I don't really get the outcome of the problem. Is this related to a PID controller that's going wild using high speeds?
@Aleksam,
Yes, that's exactly how it should be.
You can setup multiple thread's attached to work with a certain memory region to create hal pins in.
Each thread can run on it's own assigned cpu.
Then when using a interpreter with multiple sub-interpreters, we can likely run this from userland.
Then the position command's of the interpreter's will be passed to a buffer to be executed by
motion components.
** Current status **
As the current status is testing real hardware with ethercat. No interpreter's are running yet.
Only a few realtime thread's are running over some hal pins, to test and verify all is working.
I realized that the original linuxcnc-ethercat source code is not able to parse the command:
"$ ethercat xml" output.
This command gives a xml ethercat bus configuration or esi file output in the terminal.
You should expect that using this as configurator is the ultimate solution. This way could setup the hal pins automaticly for each slave.
As i am diving deeper into the etherlab's source code, we can ask for the slave list in c++ by scanning the network :
// Scan network
ec_slave_info_t slave_info;
for (uint16_t slave_pos = 0;; slave_pos++) {
if (ecrt_master_get_slave(master, slave_pos, &slave_info)) {
break; // No more slaves
}
printf("Slave %d: Name: %s, Vendor ID: 0x%08X, Product Code: 0x%08X\n",
slave_pos, slave_info.name, slave_info.vendor_id, slave_info.product_code);
}
Output:
Slave 0: Name: EK1100 EtherCAT Coupler (2A E-Bus), Vendor ID: 0x00000002, Product Code: 0x044C2C52
Slave 1: Name: EL2124 4K. Dig. Ausgang 5V, 20mA, Vendor ID: 0x00000002, Product Code: 0x084C3052
Slave 2: Name: EL2124 4K. Dig. Ausgang 5V, 20mA, Vendor ID: 0x00000002, Product Code: 0x084C3052
Slave 3: Name: EL2124 4K. Dig. Ausgang 5V, 20mA, Vendor ID: 0x00000002, Product Code: 0x084C3052
Slave 4: Name: EL1004 4K. Dig. Eingang 24V, 3ms, Vendor ID: 0x00000002, Product Code: 0x03EC3052
Slave 5: Name: EL2808 8K. Dig. Ausgang 24V, 0.5A, Vendor ID: 0x00000002, Product Code: 0x0AF83052
Slave 6: Name: EL2794 4K. Dig. Ausgang 24V AC/DC, 2A, kurzschlussfest, Vendor ID: 0x00000002, Product Code: 0x0AEA3052
Then there are more commands to use, to retrieve more info.

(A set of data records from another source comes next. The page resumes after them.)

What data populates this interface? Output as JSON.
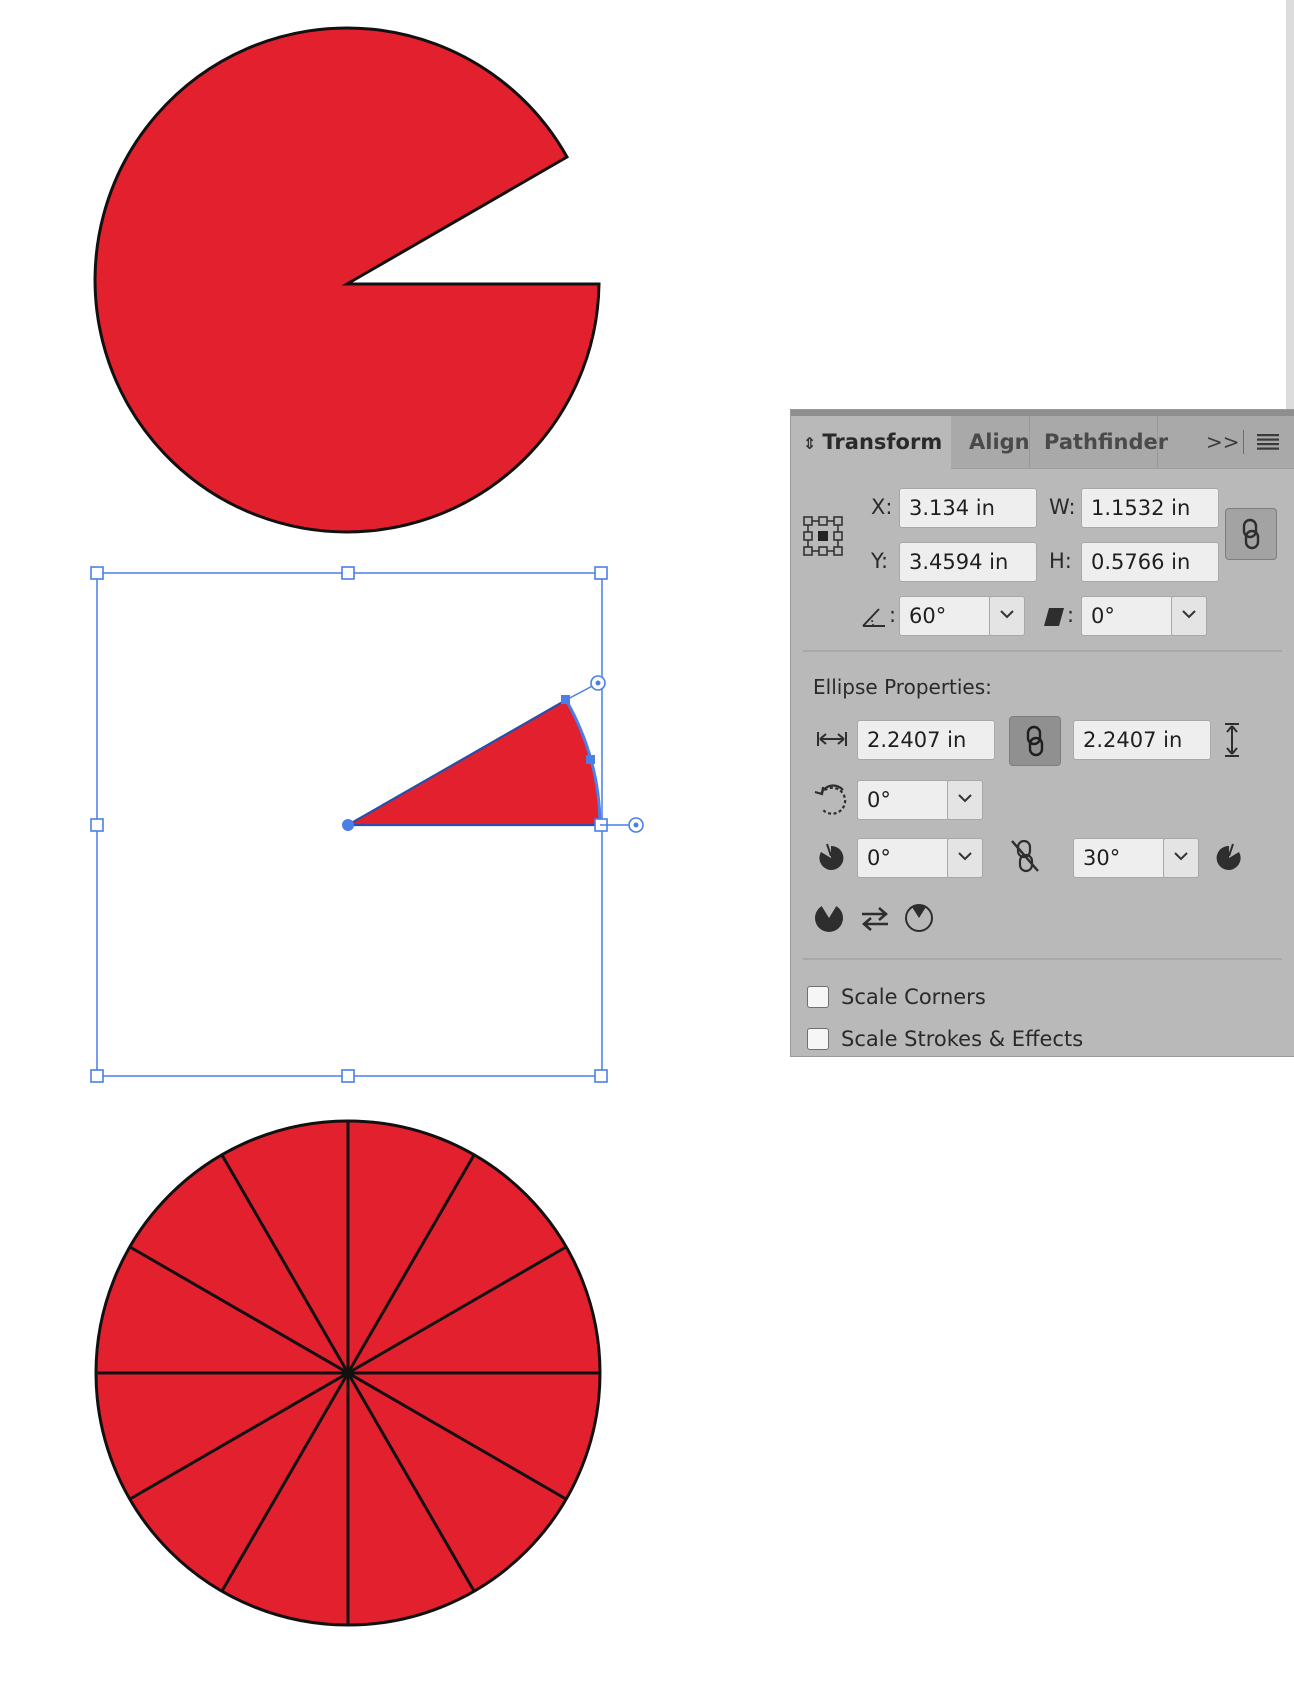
{
  "panel": {
    "tabs": [
      {
        "label": "Transform",
        "active": true
      },
      {
        "label": "Align",
        "active": false
      },
      {
        "label": "Pathfinder",
        "active": false
      }
    ],
    "overflow_glyph": ">>",
    "menu_icon": "hamburger-menu-icon",
    "transform": {
      "x_label": "X:",
      "x_value": "3.134 in",
      "w_label": "W:",
      "w_value": "1.1532 in",
      "y_label": "Y:",
      "y_value": "3.4594 in",
      "h_label": "H:",
      "h_value": "0.5766 in",
      "angle_label": ":",
      "angle_value": "60°",
      "shear_label": ":",
      "shear_value": "0°"
    },
    "ellipse": {
      "heading": "Ellipse Properties:",
      "width_value": "2.2407 in",
      "height_value": "2.2407 in",
      "rotation_value": "0°",
      "pie_start_value": "0°",
      "pie_end_value": "30°"
    },
    "options": [
      {
        "label": "Scale Corners",
        "checked": false
      },
      {
        "label": "Scale Strokes & Effects",
        "checked": false
      }
    ]
  },
  "colors": {
    "shape_fill": "#e2202e",
    "shape_stroke": "#111111",
    "selection": "#4a7fe6",
    "panel_bg": "#b9b9b9"
  }
}
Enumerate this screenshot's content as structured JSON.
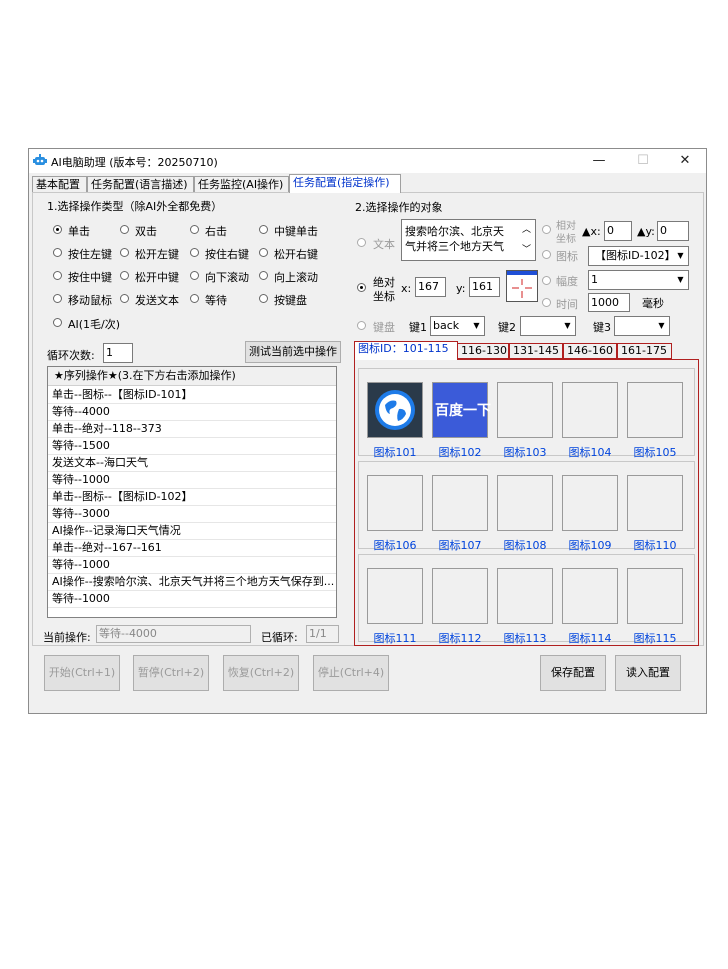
{
  "window": {
    "title": "AI电脑助理 (版本号：20250710)",
    "min_glyph": "—",
    "max_glyph": "☐",
    "close_glyph": "✕"
  },
  "tabs": [
    {
      "label": "基本配置"
    },
    {
      "label": "任务配置(语言描述)"
    },
    {
      "label": "任务监控(AI操作)"
    },
    {
      "label": "任务配置(指定操作)"
    }
  ],
  "section1": {
    "title": "1.选择操作类型（除AI外全都免费）",
    "options": [
      "单击",
      "双击",
      "右击",
      "中键单击",
      "按住左键",
      "松开左键",
      "按住右键",
      "松开右键",
      "按住中键",
      "松开中键",
      "向下滚动",
      "向上滚动",
      "移动鼠标",
      "发送文本",
      "等待",
      "按键盘",
      "AI(1毛/次)"
    ],
    "selected_index": 0
  },
  "loop": {
    "label": "循环次数:",
    "value": "1",
    "test_button": "测试当前选中操作"
  },
  "sequence": {
    "header": "★序列操作★(3.在下方右击添加操作)",
    "rows": [
      "单击--图标--【图标ID-101】",
      "等待--4000",
      "单击--绝对--118--373",
      "等待--1500",
      "发送文本--海口天气",
      "等待--1000",
      "单击--图标--【图标ID-102】",
      "等待--3000",
      "AI操作--记录海口天气情况",
      "单击--绝对--167--161",
      "等待--1000",
      "AI操作--搜索哈尔滨、北京天气并将三个地方天气保存到...",
      "等待--1000"
    ]
  },
  "status": {
    "current_label": "当前操作:",
    "current_value": "等待--4000",
    "loop_label": "已循环:",
    "loop_value": "1/1"
  },
  "section2": {
    "title": "2.选择操作的对象",
    "text_label": "文本",
    "text_value_line1": "搜索哈尔滨、北京天",
    "text_value_line2": "气并将三个地方天气",
    "relative_label_1": "相对",
    "relative_label_2": "坐标",
    "dx_label": "▲x:",
    "dx_value": "0",
    "dy_label": "▲y:",
    "dy_value": "0",
    "icon_label": "图标",
    "icon_value": "【图标ID-102】",
    "absolute_label_1": "绝对",
    "absolute_label_2": "坐标",
    "x_label": "x:",
    "x_value": "167",
    "y_label": "y:",
    "y_value": "161",
    "amplitude_label": "幅度",
    "amplitude_value": "1",
    "time_label": "时间",
    "time_value": "1000",
    "time_unit": "毫秒",
    "keyboard_label": "键盘",
    "key1_label": "键1",
    "key1_value": "back",
    "key2_label": "键2",
    "key2_value": "",
    "key3_label": "键3",
    "key3_value": ""
  },
  "icon_tabs": [
    "图标ID：101-115",
    "116-130",
    "131-145",
    "146-160",
    "161-175"
  ],
  "icons": [
    "图标101",
    "图标102",
    "图标103",
    "图标104",
    "图标105",
    "图标106",
    "图标107",
    "图标108",
    "图标109",
    "图标110",
    "图标111",
    "图标112",
    "图标113",
    "图标114",
    "图标115"
  ],
  "icon102_text": "百度一下",
  "buttons": {
    "start": "开始(Ctrl+1)",
    "pause": "暂停(Ctrl+2)",
    "resume": "恢复(Ctrl+2)",
    "stop": "停止(Ctrl+4)",
    "save": "保存配置",
    "load": "读入配置"
  },
  "colors": {
    "accent_blue": "#0033cc",
    "tab_border_red": "#b02020",
    "icon101_bg": "#1e63c8",
    "icon102_bg": "#3b5bd9"
  }
}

The idea is then to automaticly create the ethercat hal pin's at runtime, conform the network scanning.
For example, this is a
handmade setup file
to setup the slave's, add hal pin's etc. It's a lot off work to do.
For new users this can be difficult task.
However it works fine and gives a complete overview how ethercat interact's with the outside world.
Will try to automate the ethercat configuration process for hal pins.